Try to look at your data with a fresh pair of eyes and imagine trying to reuse it in five or 10 years time. Think about the level of information you might need in order to fully understand it.

The level and type of documentation you will need will depend on a number of factors:

Standards within your discipline or subject area. Identify metadata standards for your discipline using:
- Research Data Alliance Metadata standards catalog
- FAIRhsaring.org
The nature of your research and the types of data that you are creating or collecting
The reuse potential of your data. If you envisage your data being widely reused beyond the period of your research you may need a higher level of documentation to enable this.
The retention period for your research data. If your data is to be kept (and remain usable) for a long period it is more likely that as time progresses, more documentation will be required to make sense of it. Knowledge that we may assume today, may not be so obvious in twenty years time.

You understand your research data better than anyone else, so you are best placed to make the final decision about the level of documentation needed.

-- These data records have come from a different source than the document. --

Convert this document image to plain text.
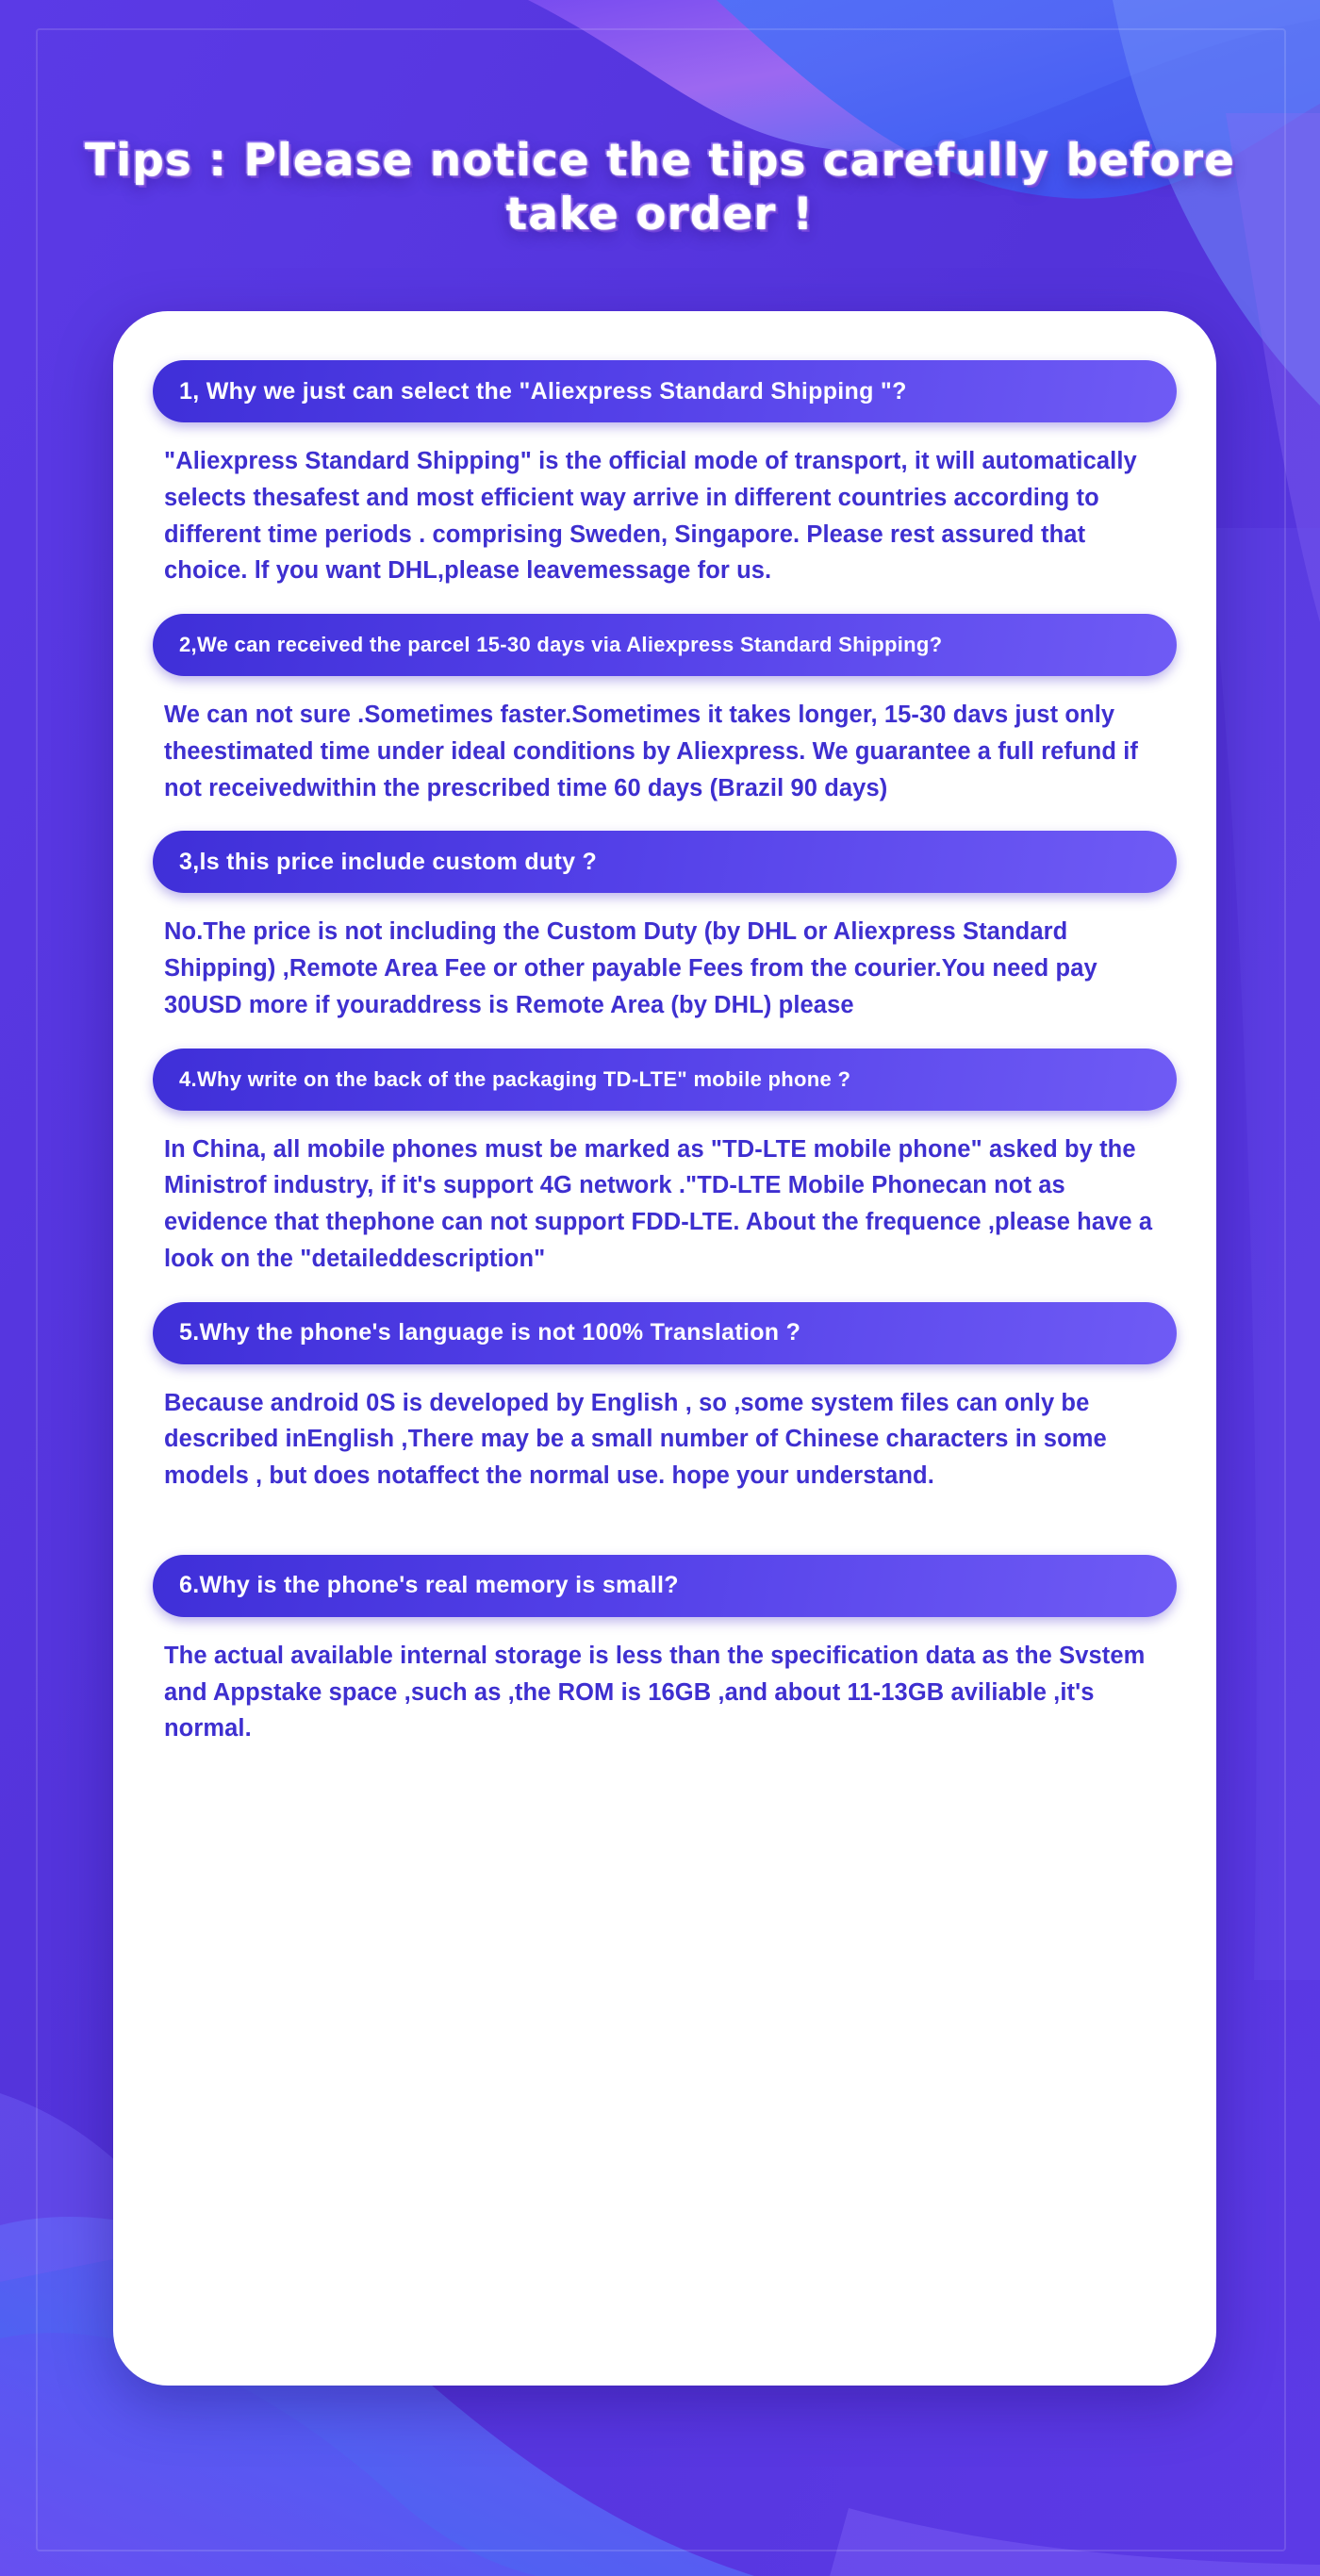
Tips : Please notice the tips carefully before take order !
1, Why we just can select the "Aliexpress Standard Shipping "?

"Aliexpress Standard Shipping" is the official mode of transport, it will automatically selects thesafest and most efficient way arrive in different countries according to different time periods . comprising Sweden, Singapore. Please rest assured that choice. lf you want DHL,please leavemessage for us.

2,We can received the parcel 15-30 days via Aliexpress Standard Shipping?

We can not sure .Sometimes faster.Sometimes it takes longer, 15-30 davs just only theestimated time under ideal conditions by Aliexpress. We guarantee a full refund if not receivedwithin the prescribed time 60 days (Brazil 90 days)

3,ls this price include custom duty ?

No.The price is not including the Custom Duty (by DHL or Aliexpress Standard Shipping) ,Remote Area Fee or other payable Fees from the courier.You need pay 30USD more if youraddress is Remote Area (by DHL) please

4.Why write on the back of the packaging TD-LTE" mobile phone ?

In China, all mobile phones must be marked as "TD-LTE mobile phone" asked by the Ministrof industry, if it's support 4G network ."TD-LTE Mobile Phonecan not as evidence that thephone can not support FDD-LTE. About the frequence ,please have a look on the "detaileddescription"

5.Why the phone's language is not 100% Translation ?

Because android 0S is developed by English , so ,some system files can only be described inEnglish ,There may be a small number of Chinese characters in some models , but does notaffect the normal use. hope your understand.

6.Why is the phone's real memory is small?

The actual available internal storage is less than the specification data as the Svstem and Appstake space ,such as ,the ROM is 16GB ,and about 11-13GB aviliable ,it's normal.
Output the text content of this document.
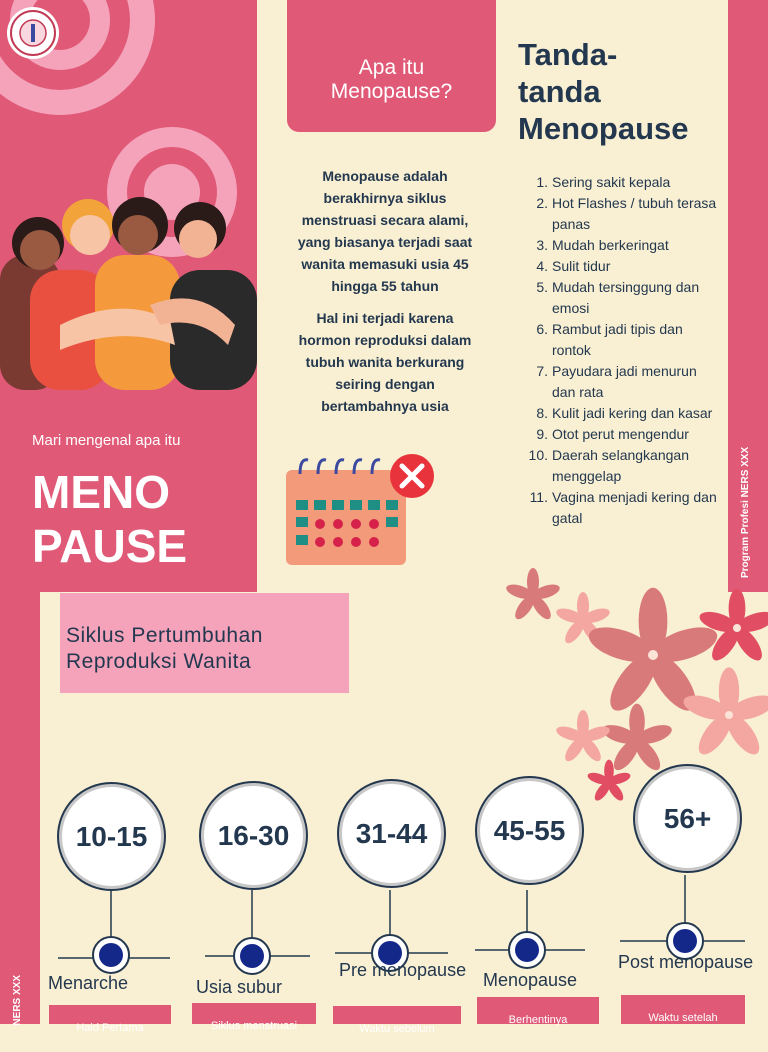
Mari mengenal apa itu
MENO
PAUSE
Apa itu
Menopause?
Menopause adalah berakhirnya siklus menstruasi secara alami, yang biasanya terjadi saat wanita memasuki usia 45 hingga 55 tahun
Hal ini terjadi karena hormon reproduksi dalam tubuh wanita berkurang seiring dengan bertambahnya usia
Tanda-
tanda
Menopause
1. Sering sakit kepala
2. Hot Flashes / tubuh terasa panas
3. Mudah berkeringat
4. Sulit tidur
5. Mudah tersinggung dan emosi
6. Rambut jadi tipis dan rontok
7. Payudara jadi menurun dan rata
8. Kulit jadi kering dan kasar
9. Otot perut mengendur
10. Daerah selangkangan menggelap
11. Vagina menjadi kering dan gatal	Program Profesi NERS XXX
NERS XXX
Siklus Pertumbuhan
Reproduksi Wanita
10-15	16-30	31-44	45-55	56+
Menarche	Usia subur
Pre menopause Menopause
Post menopause
Haid Pertama	Siklus menstruasi	Waktu sebelum
Berhentinya	Waktu setelah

The UK Data Service Document your data web pages give more detail on documentation and metadata.

Where

Where should you record your documentation?

Documentation can be in any form that is appropriate to your research and the dataset it describes.

Documentation can be recorded:

in a readme file.
Include a readme file - a plain text file with the file name 'readme' to encourage users to read it before looking at the content - with your data.

Cornell University provides a Guide to writing "readme" style metadata. We provide a readme file template, an example of a generic readme template that you can download and use to document your data.
within the data file.
Providing information within the file itself can be a good solution if the information is needed to correctly interpret a file or a database, and some file formats allow the recording of information in addition to the data content.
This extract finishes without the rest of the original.